Третье заседание суда было целиком занято обвинительной речью имперского прокурора и защитительными речами адвокатов. Председатель суда сначала изложил сущность дела, причем, несмотря на свое кажущееся полнейшее беспристрастие, подчеркнул тяжесть обвинения. Что касается прокурора, то он не использовал всех имевшихся у него возможностей: обыкновенно его речи были более убедительны и он меньше увлекался пустым красноречием. В публике приписывали это сильной жаре. Напротив, защитник Кабюша, парижский адвокат, доставил слушателям своей речью большое удовольствие, хотя и не был в состоянии разбить доводов обвинения. Защитник Рубо, уважаемый член руанской адвокатуры, сделал также все, что мог, дабы представить дело в более благоприятном свете. Прокурор чувствовал себя настолько утомленным, что оставил речи защитников без всякого возражения. Когда присяжные удалились в свою комнату, было всего лишь шесть часов; яркий дневной свет врывался в зал через все его десять окон, последние лучи солнца позолотили гербы нормандских городов, размещенные под карнизом зала. Смешанный гул голосов поднялся к старинному золоченому потолку. Железная решетка, отделявшая привилегированные места со скамьями от мест, где приходилось стоять, дрожала от напора нетерпеливой толпы. Тем не менее в зале водворилось благоговейное, молчание, как только вернулись присяжные и члены суда. Приговор допустил для обоих подсудимых смягчающие обстоятельства, а потому Кабюш и Рубо были осуждены лишь на пожизненные каторжные работы. Такой сравнительна мягкий приговор чрезвычайно удивил публику; толпа с шумом стала выходить из зала заседания; послышалось несколько свистков, как в театре, когда зрители остаются недовольны спектаклем.

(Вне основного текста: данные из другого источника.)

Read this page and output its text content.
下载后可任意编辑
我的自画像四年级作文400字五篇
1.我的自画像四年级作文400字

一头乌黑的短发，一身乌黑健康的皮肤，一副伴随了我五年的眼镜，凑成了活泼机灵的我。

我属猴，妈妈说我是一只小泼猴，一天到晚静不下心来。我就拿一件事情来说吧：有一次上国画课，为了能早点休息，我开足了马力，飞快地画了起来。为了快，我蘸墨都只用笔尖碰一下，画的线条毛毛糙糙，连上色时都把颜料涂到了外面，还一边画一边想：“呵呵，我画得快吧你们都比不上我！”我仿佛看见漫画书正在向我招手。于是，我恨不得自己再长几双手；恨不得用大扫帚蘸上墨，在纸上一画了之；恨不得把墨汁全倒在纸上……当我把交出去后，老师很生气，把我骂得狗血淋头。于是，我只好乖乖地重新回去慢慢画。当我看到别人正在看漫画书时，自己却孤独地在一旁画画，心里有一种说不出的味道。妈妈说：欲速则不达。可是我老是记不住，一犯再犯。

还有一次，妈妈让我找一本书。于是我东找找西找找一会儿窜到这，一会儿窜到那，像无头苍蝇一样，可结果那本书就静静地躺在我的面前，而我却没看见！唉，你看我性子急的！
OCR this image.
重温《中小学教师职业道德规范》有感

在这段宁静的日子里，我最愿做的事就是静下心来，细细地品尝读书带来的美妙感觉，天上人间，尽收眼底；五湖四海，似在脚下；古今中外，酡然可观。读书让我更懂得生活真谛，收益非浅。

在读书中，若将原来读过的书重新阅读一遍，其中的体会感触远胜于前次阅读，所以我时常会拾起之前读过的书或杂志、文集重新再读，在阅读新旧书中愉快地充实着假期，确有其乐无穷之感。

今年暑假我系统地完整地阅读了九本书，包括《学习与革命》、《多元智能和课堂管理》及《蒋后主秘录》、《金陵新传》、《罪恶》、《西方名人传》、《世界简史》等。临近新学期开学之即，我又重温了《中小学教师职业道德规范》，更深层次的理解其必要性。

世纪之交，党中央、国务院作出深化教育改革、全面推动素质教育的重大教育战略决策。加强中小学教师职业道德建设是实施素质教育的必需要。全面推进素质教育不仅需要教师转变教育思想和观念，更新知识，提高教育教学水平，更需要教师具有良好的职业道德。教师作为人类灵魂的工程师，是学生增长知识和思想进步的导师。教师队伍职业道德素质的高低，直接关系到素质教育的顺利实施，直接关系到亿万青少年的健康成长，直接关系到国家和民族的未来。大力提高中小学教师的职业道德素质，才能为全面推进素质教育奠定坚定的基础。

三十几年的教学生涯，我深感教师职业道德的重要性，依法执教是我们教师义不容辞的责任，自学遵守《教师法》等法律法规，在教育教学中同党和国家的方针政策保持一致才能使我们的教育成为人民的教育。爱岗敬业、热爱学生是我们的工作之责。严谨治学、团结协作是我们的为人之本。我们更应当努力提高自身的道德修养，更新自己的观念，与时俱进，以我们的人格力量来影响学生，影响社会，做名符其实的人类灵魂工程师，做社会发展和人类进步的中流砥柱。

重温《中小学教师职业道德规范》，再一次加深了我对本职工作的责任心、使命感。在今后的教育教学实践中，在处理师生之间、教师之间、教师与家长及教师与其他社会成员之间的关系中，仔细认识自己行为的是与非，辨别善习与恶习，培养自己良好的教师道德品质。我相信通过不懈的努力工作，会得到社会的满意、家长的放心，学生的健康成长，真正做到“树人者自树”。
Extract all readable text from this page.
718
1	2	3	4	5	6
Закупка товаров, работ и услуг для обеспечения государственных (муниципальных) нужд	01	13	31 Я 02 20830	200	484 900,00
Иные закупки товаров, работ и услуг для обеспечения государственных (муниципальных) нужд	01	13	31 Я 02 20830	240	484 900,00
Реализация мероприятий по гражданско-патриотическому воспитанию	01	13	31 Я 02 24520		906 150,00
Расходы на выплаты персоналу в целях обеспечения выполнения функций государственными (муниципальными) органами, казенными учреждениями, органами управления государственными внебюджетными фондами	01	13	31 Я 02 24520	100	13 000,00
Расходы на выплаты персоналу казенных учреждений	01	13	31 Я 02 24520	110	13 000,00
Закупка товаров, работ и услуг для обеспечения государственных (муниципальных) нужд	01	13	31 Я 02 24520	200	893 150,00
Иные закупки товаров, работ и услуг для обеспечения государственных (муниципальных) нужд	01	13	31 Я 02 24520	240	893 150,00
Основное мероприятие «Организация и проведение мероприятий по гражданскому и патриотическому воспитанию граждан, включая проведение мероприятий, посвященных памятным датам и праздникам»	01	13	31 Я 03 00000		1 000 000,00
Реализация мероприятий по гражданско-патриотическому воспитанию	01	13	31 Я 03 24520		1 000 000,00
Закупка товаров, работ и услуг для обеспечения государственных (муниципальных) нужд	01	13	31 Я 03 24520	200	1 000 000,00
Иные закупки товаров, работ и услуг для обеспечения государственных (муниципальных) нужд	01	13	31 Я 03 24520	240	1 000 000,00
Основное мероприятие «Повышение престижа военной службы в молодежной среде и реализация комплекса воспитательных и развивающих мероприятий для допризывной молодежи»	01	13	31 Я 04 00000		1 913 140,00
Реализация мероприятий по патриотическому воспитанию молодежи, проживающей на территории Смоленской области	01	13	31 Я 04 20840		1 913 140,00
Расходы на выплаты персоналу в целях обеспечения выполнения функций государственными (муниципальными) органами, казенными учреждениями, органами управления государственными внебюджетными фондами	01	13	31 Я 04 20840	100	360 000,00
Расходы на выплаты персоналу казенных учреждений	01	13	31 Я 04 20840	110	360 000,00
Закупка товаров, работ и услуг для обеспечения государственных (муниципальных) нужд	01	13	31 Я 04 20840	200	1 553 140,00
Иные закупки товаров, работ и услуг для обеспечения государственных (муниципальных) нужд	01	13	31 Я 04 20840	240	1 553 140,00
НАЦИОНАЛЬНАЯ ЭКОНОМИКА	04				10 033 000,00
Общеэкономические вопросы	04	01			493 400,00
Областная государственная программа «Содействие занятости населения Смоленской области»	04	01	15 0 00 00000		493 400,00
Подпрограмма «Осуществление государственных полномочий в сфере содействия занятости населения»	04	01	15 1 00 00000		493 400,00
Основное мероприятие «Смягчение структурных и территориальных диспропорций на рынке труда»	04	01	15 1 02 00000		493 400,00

Вечером в Руане приговор обсуждали с самых разнообразных точек зрения, снабжали его бесчисленными комментариями. Все соглашались, что г-же Боннегон и супругам Лаигене был нанесен чувствительный удар. Только смертный приговор мог, по-видимому, удовлетворить родственников; само собою разумеется, этому помешала враждебная интрига. Называли шепотом г-жу Лебук, у которой в числе присяжных имелось три или четыре поклонника. Правда, муж ее в качестве заседателя держал себя совершенно безупречно, но ни другой заседатель, г-н Шомет, ни сам председатель суда, г-н Дебазейль, не чувствовали себя, по-видимому, в той степени, как это было для них желательно, хозяевами судебных прений. Может быть, впрочем, присяжные, признав для подсудимых существование смягчающих обстоятельств, действовали просто по внушению совести, под давлением тягостного сомнения, которое на мгновение охватило всех, когда по залу пронеслось мрачное дуновение безгласной истины. Во всяком случае, судебному следователю Денизе разбирательство дела доставило новое торжество, так как никто не в состоянии был поколебать шедевр его логики. А семья Гранморена утратила значительную часть симпатий, которыми она пользовалась в руанском обществе, после того, как распространился слух, что, желая вернуть себе дом в Круа-де-Мофра, г-н Лашене, вопреки основным принципам юриспруденции, намеревается возбудить иск об отмене дара, хотя лица, от которого исходил этот дар, уже нет в живых. Такое заведение судебного деятеля вызывало всеобщее удивление.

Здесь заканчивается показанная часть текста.